Looks like dangling connections. Connections that timeout but never get closed. First get open network connections on the CMK server, for example with lsof or sockstat. Then try

time cmk-agent-ctl dump

on suspected hosts.

That’s really strange. I’m actually getting an output. However, it takes an incredibly long time:
real 9m6.657s
user 0m0.003s
sys 0m0.005s

Hi @hose93
are there any plugins or localchecks running on that host?

Please check under:

/usr/lib/check_mk_agent/plugins/
/usr/lib/check_mk_agent/local/

If yes please remove the execution permission to test if the long runtime is caused by one of your plugins. (e.g. sudo chmod -x pluginname)
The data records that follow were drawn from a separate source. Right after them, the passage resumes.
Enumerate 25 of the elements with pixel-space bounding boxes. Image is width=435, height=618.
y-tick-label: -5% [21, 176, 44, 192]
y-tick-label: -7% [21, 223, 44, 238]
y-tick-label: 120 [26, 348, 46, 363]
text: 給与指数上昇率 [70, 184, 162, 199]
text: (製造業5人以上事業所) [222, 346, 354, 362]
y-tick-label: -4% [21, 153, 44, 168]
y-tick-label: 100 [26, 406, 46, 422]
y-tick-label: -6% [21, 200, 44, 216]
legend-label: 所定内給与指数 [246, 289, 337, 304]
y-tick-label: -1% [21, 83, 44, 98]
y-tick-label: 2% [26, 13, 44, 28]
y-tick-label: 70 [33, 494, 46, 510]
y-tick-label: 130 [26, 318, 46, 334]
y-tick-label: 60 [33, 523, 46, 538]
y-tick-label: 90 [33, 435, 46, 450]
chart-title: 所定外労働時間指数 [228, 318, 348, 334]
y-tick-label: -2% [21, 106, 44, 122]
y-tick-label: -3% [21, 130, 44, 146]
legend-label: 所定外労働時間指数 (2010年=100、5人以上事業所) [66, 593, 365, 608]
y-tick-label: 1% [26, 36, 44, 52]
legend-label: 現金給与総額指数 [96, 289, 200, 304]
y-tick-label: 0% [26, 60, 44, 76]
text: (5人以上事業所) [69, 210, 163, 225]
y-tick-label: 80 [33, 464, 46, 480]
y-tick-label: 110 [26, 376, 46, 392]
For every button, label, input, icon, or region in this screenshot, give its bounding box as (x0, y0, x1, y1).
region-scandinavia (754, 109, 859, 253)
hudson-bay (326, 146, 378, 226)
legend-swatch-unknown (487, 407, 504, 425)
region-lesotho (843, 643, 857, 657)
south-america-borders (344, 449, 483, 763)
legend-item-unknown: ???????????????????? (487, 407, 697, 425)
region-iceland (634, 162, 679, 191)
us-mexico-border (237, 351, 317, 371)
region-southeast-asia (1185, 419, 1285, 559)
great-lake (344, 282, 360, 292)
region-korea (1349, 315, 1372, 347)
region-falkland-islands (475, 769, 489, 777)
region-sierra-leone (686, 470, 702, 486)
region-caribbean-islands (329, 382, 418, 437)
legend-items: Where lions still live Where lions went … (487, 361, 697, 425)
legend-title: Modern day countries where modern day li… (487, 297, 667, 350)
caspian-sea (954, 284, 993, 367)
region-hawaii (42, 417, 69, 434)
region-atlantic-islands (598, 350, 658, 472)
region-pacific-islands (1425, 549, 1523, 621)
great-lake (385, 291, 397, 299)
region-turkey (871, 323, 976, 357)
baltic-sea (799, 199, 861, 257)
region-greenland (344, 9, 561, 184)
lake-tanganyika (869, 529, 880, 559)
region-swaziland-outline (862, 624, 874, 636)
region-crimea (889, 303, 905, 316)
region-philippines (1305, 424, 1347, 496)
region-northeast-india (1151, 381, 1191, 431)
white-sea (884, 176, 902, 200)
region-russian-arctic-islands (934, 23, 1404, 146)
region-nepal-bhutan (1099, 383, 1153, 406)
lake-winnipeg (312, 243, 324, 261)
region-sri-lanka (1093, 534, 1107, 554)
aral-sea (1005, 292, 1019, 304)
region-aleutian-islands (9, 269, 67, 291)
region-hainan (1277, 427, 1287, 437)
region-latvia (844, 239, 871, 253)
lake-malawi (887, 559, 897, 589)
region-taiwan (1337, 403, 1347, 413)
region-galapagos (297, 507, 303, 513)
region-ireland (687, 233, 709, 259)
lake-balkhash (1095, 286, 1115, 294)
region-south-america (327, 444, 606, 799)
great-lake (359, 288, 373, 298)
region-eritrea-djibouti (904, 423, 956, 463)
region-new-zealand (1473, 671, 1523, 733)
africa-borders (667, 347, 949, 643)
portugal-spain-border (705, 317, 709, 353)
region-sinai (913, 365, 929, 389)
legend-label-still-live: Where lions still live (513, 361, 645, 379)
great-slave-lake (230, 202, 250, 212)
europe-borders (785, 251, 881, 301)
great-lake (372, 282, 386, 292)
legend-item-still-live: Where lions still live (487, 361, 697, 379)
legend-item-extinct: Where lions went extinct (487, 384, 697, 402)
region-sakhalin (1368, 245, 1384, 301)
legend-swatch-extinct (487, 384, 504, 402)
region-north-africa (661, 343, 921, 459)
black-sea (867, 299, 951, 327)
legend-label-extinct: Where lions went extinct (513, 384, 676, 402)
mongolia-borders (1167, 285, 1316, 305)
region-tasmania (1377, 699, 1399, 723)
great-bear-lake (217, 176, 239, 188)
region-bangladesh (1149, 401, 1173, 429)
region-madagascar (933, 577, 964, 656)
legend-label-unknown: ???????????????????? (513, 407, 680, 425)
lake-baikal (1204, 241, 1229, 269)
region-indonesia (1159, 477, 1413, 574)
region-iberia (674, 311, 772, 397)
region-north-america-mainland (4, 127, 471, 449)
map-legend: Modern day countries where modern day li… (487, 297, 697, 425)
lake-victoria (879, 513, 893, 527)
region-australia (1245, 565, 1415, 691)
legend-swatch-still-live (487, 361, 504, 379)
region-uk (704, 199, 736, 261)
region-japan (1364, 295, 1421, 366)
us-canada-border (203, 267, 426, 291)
Then check the execution time again to find the cause of the long execution time.

Regards
Norm

1 Like

Actually… it worked. Apparently, an Nginx plugin is causing issues here. Once I deactivate it, there are no more problems. Interestingly, the entire agent works fine on another client. There, the Nginx plugin also recognizes a web server.

Should I remove unnecessary plugins or how can I work around this issue? Nginx is not in use on the faulty host, only in a Docker environment as a reverse proxy

I had the same issue.

$ systemctl status cmk-agent-ctl-daemon

WARN [cmk_agent_ctl::modes::pull] [::ffff:10.141.11.248]:40570: Request failed. (Too many active connections)

thanks for the hint to take a closer look at the plugin directory!

/usr/lib/check_mk_agent/plugins/

In my case the nvidia plugin took very long to respond, due to the fact that nvidia-smi showed an error with one of the the GPU cards.

So temporarily doing this on the plugin helped:

chmod 644 /usr/lib/check_mk_agent/plugins/nvidia_smi

We experienced this recently with the mysql_capacity check.
I’ve made a PR to make part of the mysql check easily disableable make mysql capacity check optional (high load caused oom error) by ITJamie · Pull Request #671 · Checkmk/checkmk · GitHub

it would be great if the “Check_MK Discovery” check would alert on checks that take a long time to process.